By Robert Tomlinson
THREE RIVERS — In the last 50 years, commissioners, city managers and many more city staffers have come and gone from Three Rivers, but one person had remained consistent through it all.
City Attorney J. Patrick O’Malley, who has served the city in his role for 48 years and will be retiring at the end of 2022, was honored Tuesday, Dec. 20 with a special reception and a ceremony prior to the night’s city commission meeting at the Three Rivers Area Chamber of Commerce.
O’Malley, hired in as city attorney on Jan. 7, 1974, has served in the role for longer than any other city attorney in the history of Three Rivers, and has guided the city through a number of legal cases during his time. According to a framed poster set up at the ceremony, he has had a hand in writing 2,507 resolutions for the city in his tenure.
Outside of his work with the city, O’Malley’s private law practice, with offices at the corner of Portage Avenue and Hoffman Road, specializes in real estate, laws of incorporation, and other areas of corporate law.
To replace O’Malley in the position, the city hired T.J. Reed of Sturgis’ Bird, Scheske, Reed & Beemer, P.C. law firm back in mid-November. He had been the city’s assistant attorney since May.
A large number of people attended both O’Malley’s reception and the ceremony during the city commission, in which the longtime city attorney received a framed proclamation recognizing his decades of service.

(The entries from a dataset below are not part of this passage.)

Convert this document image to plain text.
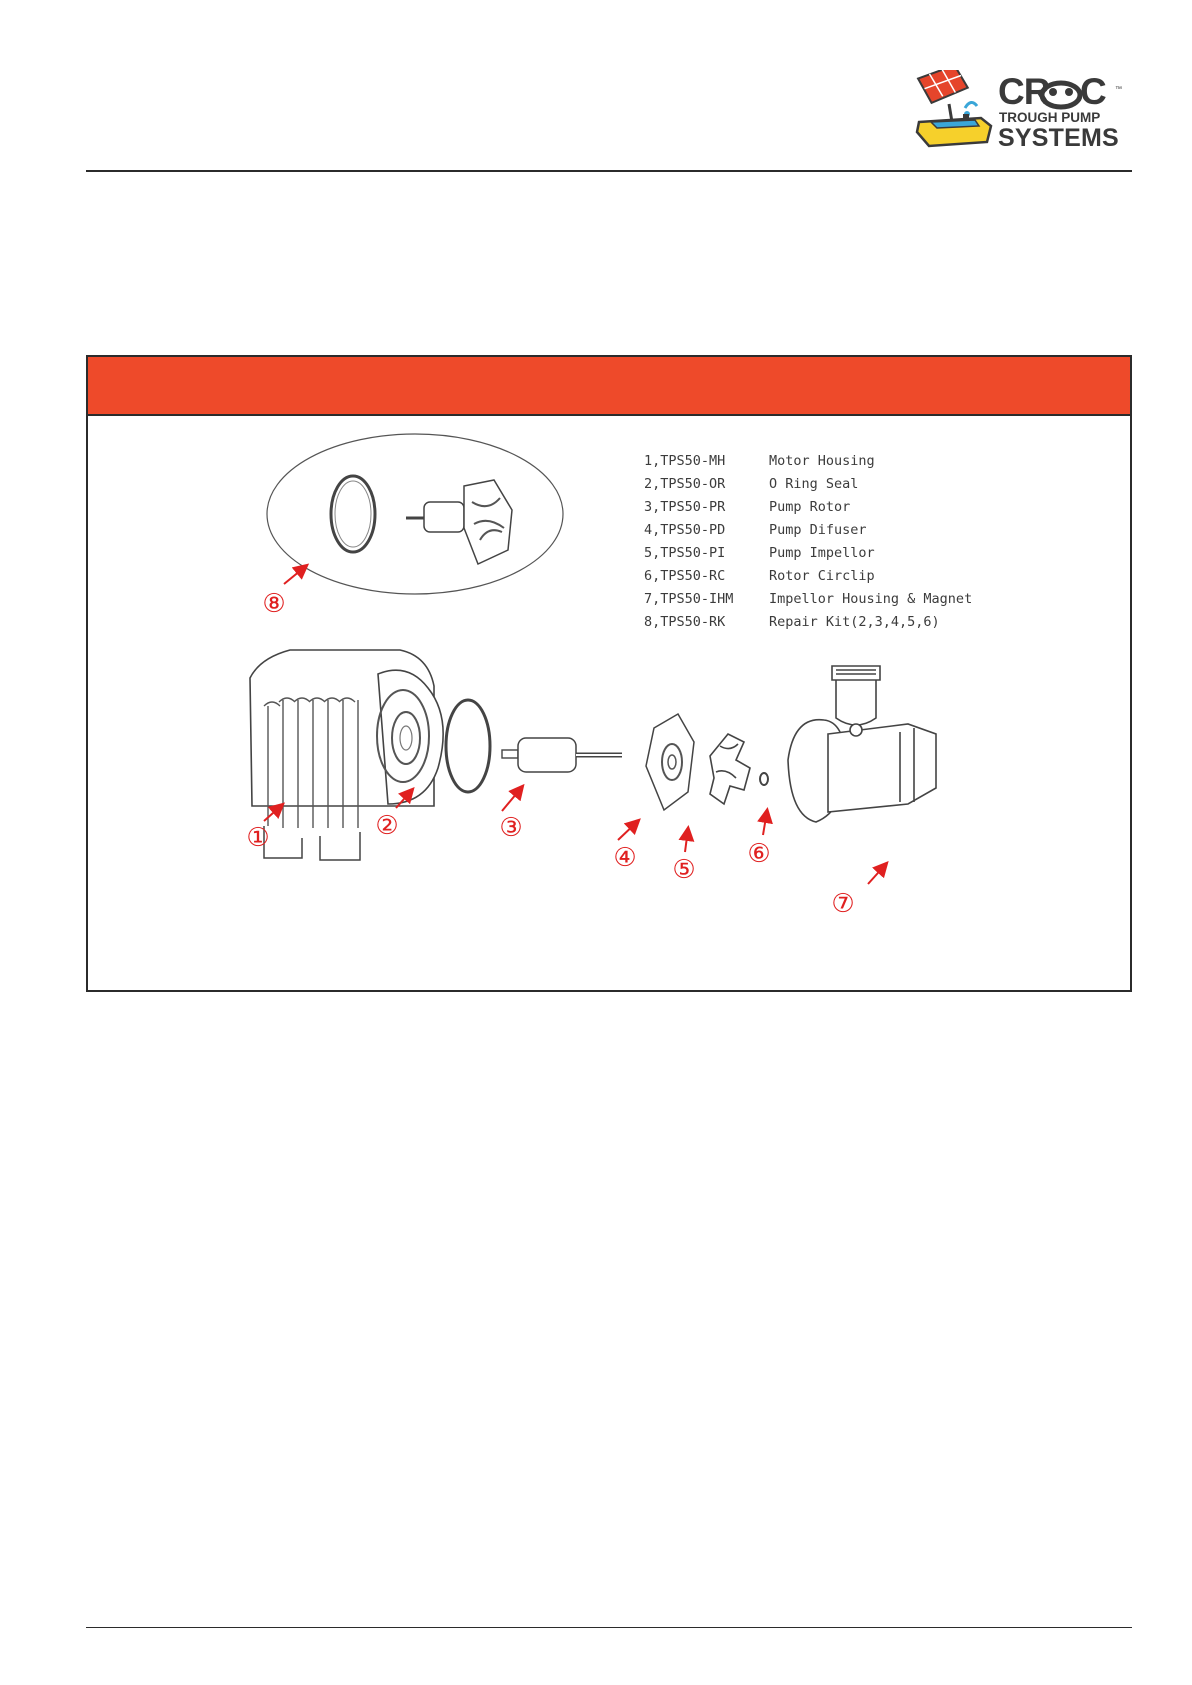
CR C ™
TROUGH PUMP
SYSTEMS
⑧
①	②	③
④ ⑤
⑥
⑦
1,TPS50-MH	Motor Housing
2,TPS50-OR	O Ring Seal
3,TPS50-PR	Pump Rotor
4,TPS50-PD	Pump Difuser
5,TPS50-PI	Pump Impellor
6,TPS50-RC	Rotor Circlip
7,TPS50-IHM	Impellor Housing & Magnet
8,TPS50-RK	Repair Kit(2,3,4,5,6)
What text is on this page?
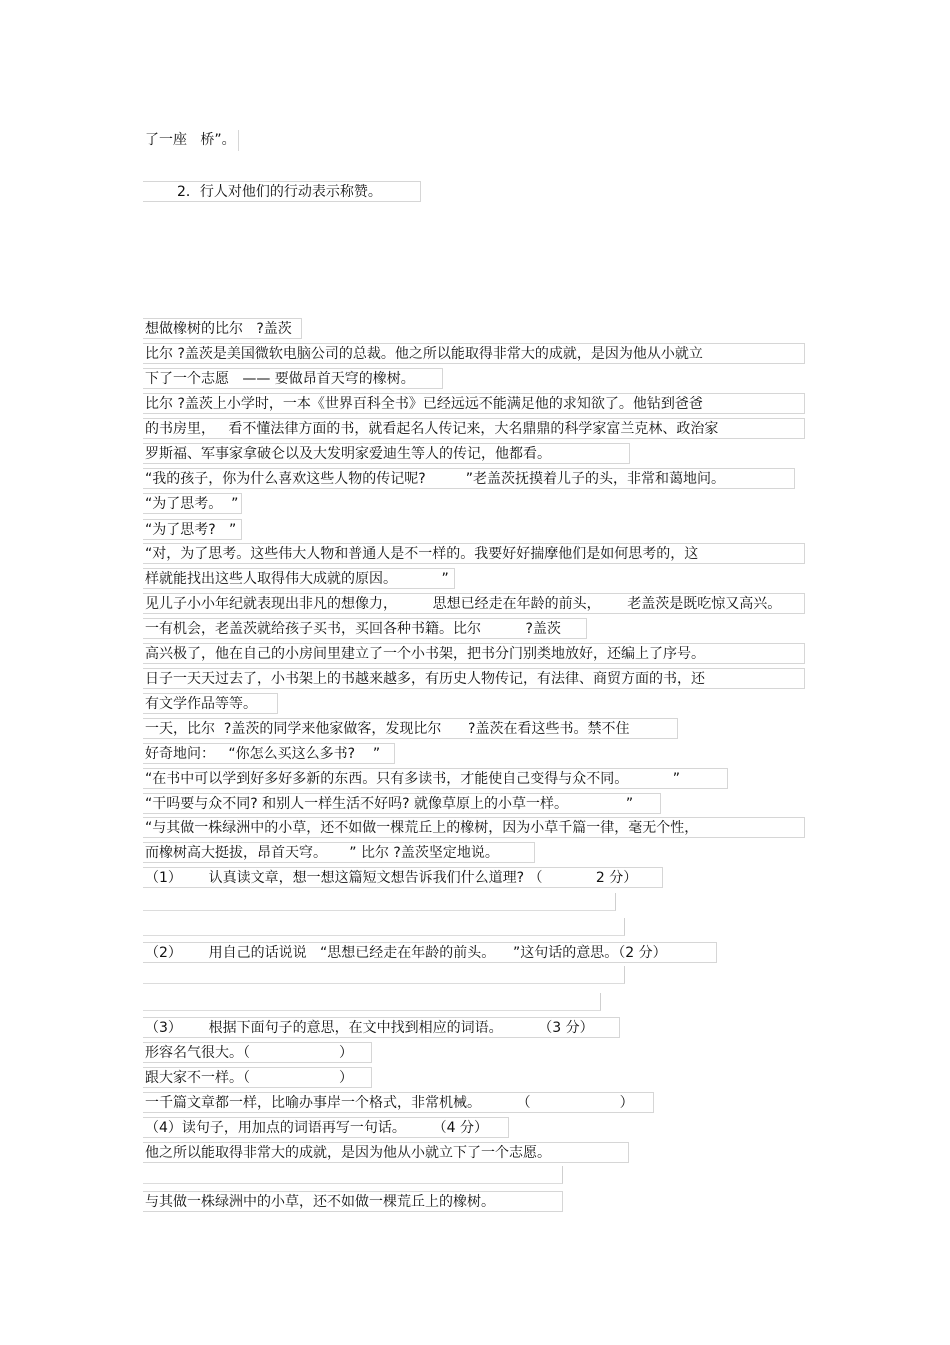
了一座   桥”。
2．行人对他们的行动表示称赞。
想做橡树的比尔   ?盖茨
比尔 ?盖茨是美国微软电脑公司的总裁。他之所以能取得非常大的成就，是因为他从小就立
下了一个志愿   —— 要做昂首天穹的橡树。
比尔 ?盖茨上小学时，一本《世界百科全书》已经远远不能满足他的求知欲了。他钻到爸爸
的书房里，   看不懂法律方面的书，就看起名人传记来，大名鼎鼎的科学家富兰克林、政治家
罗斯福、军事家拿破仑以及大发明家爱迪生等人的传记，他都看。
“我的孩子，你为什么喜欢这些人物的传记呢?         ”老盖茨抚摸着儿子的头，非常和蔼地问。
“为了思考。  ”
“为了思考?   ”
“对，为了思考。这些伟大人物和普通人是不一样的。我要好好揣摩他们是如何思考的，这
样就能找出这些人取得伟大成就的原因。          ”
见儿子小小年纪就表现出非凡的想像力，        思想已经走在年龄的前头，      老盖茨是既吃惊又高兴。
一有机会，老盖茨就给孩子买书，买回各种书籍。比尔          ?盖茨
高兴极了，他在自己的小房间里建立了一个小书架，把书分门别类地放好，还编上了序号。
日子一天天过去了，小书架上的书越来越多，有历史人物传记，有法律、商贸方面的书，还
有文学作品等等。
一天，比尔  ?盖茨的同学来他家做客，发现比尔      ?盖茨在看这些书。禁不住
好奇地问：   “你怎么买这么多书?    ”
“在书中可以学到好多好多新的东西。只有多读书，才能使自己变得与众不同。          ”
“干吗要与众不同? 和别人一样生活不好吗? 就像草原上的小草一样。             ”
“与其做一株绿洲中的小草，还不如做一棵荒丘上的橡树，因为小草千篇一律，毫无个性，
而橡树高大挺拔，昂首天穹。     ” 比尔 ?盖茨坚定地说。
（1）      认真读文章，想一想这篇短文想告诉我们什么道理? （            2 分）
（2）      用自己的话说说   “思想已经走在年龄的前头。    ”这句话的意思。（2 分）
（3）      根据下面句子的意思，在文中找到相应的词语。        （3 分）
形容名气很大。（                    ）
跟大家不一样。（                    ）
一千篇文章都一样，比喻办事岸一个格式，非常机械。        （                    ）
（4）读句子，用加点的词语再写一句话。      （4 分）
他之所以能取得非常大的成就，是因为他从小就立下了一个志愿。
与其做一株绿洲中的小草，还不如做一棵荒丘上的橡树。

“J. Patrick O’Malley’s outstanding commitment to the city and the community has only been surpassed by his integrity, his professionalism and his work ethic,” Mayor Tom Lowry said, reading from the proclamation. “He has counseled city leadership with grace and calm during periods of change and challenge in Three Rivers, and has been the trusted advisor to numerous Three Rivers city managers and city commissioners. He has worked closely with the city commission and staff from all departments to address a wide range of issues, such as land use, elections, conflicts of interest, public financing, litigation and so much more.”
A number of O’Malley’s friends and former colleagues spoke about his character and career during the half-hour-long ceremony. District Court Judge Jeffrey Middleton, representing the county’s Bar Association, said he was hired back in 1979 to do legal work for O’Malley, recalling an incident where the city sold the same cemetery plot to two different families. He said he considered going to work for O’Malley’s firm, but ultimately decided not to pursue it, to which he said O’Malley told him a few months ago he “made a good choice.”
As O’Malley is the current dean of the county Bar Association, Middleton said he wanted to honor him, and did so by donating on behalf of O’Malley and former Assistant City Attorney John Barnes to the Three Rivers Food Site.
Bill Welty, who worked at O’Malley’s law office for 16 years before becoming a District Court judge in 1990, said O’Malley took a chance on him fresh out of law school as a “young know-nothing,” and said he appreciated his guidance through the years.
“When you graduate law school, you don’t really know how to do anything other than think through a problem, so everything I learned about how to practice law I learned from Pat,” Welty said. “I was always amazed at the kindness and compassion he showed to somebody who was there because they had a problem. He was so calming and reassuring to everybody, and I took that to heart and tried to model my career after him. … Everything I’ve ever done, I think about Pat and his kindness, the huge heart he has, and how he loves people. I want to thank you for all you’ve done.”
Barnes, the former assistant city attorney, said he appreciated the “wisdom and calm” O’Malley brought to the job every day.
“Handling people’s legal problems is not easy. There’s usually a problem that they can’t figure out themselves they have to get an attorney for, and that process itself isn’t exactly a calm process,” Barnes said. “You always kept your cool, and were often at times trying to allay my energetic excitement on trying to attack a problem and getting me to slow down and think it through, and I appreciate that approach. I always think of you as my mentor.”
City Manager Joe Bippus said in a brief comment it would’ve been “impossible to succeed” in his current role without the guidance of O’Malley. Lowry commented that he has worked with a lot of good people in his tenure of mayor, and that one of the best parts was having O’Malley around.
“The best tutors are the ones who could take a discussion and not necessarily arrive at the answer they thought was correct, but make everybody think and redirect you. Pat has so many times in my experience been able to take a hot issue, or a could-be controversial issue, or even just a complicated issue, you said the right words that got everybody back on the same point,” Lowry said. “You did that with calm. You rarely raised your voice. He did it with an extreme calm and grace, and it redirected us and got us through that moment, which could have been contentious or difficult. I thank Pat for that wisdom and being able to do that.”
To close out the ceremony, O’Malley himself spoke about his career, different tales from his time as an attorney, and about the relationship the city has with the townships. He said he would “truly miss” the community when he retires.
“I recently listened to a speaker about gratitude, and how important gratitude is to all of us. We don’t realize how lucky we are – and those of you who live in this area, you don’t realize the environment around here. I’ve often said, what community would not be envious of a city that has three rivers, water, trails, the things you have in this community? It’s amazing,” O’Malley said.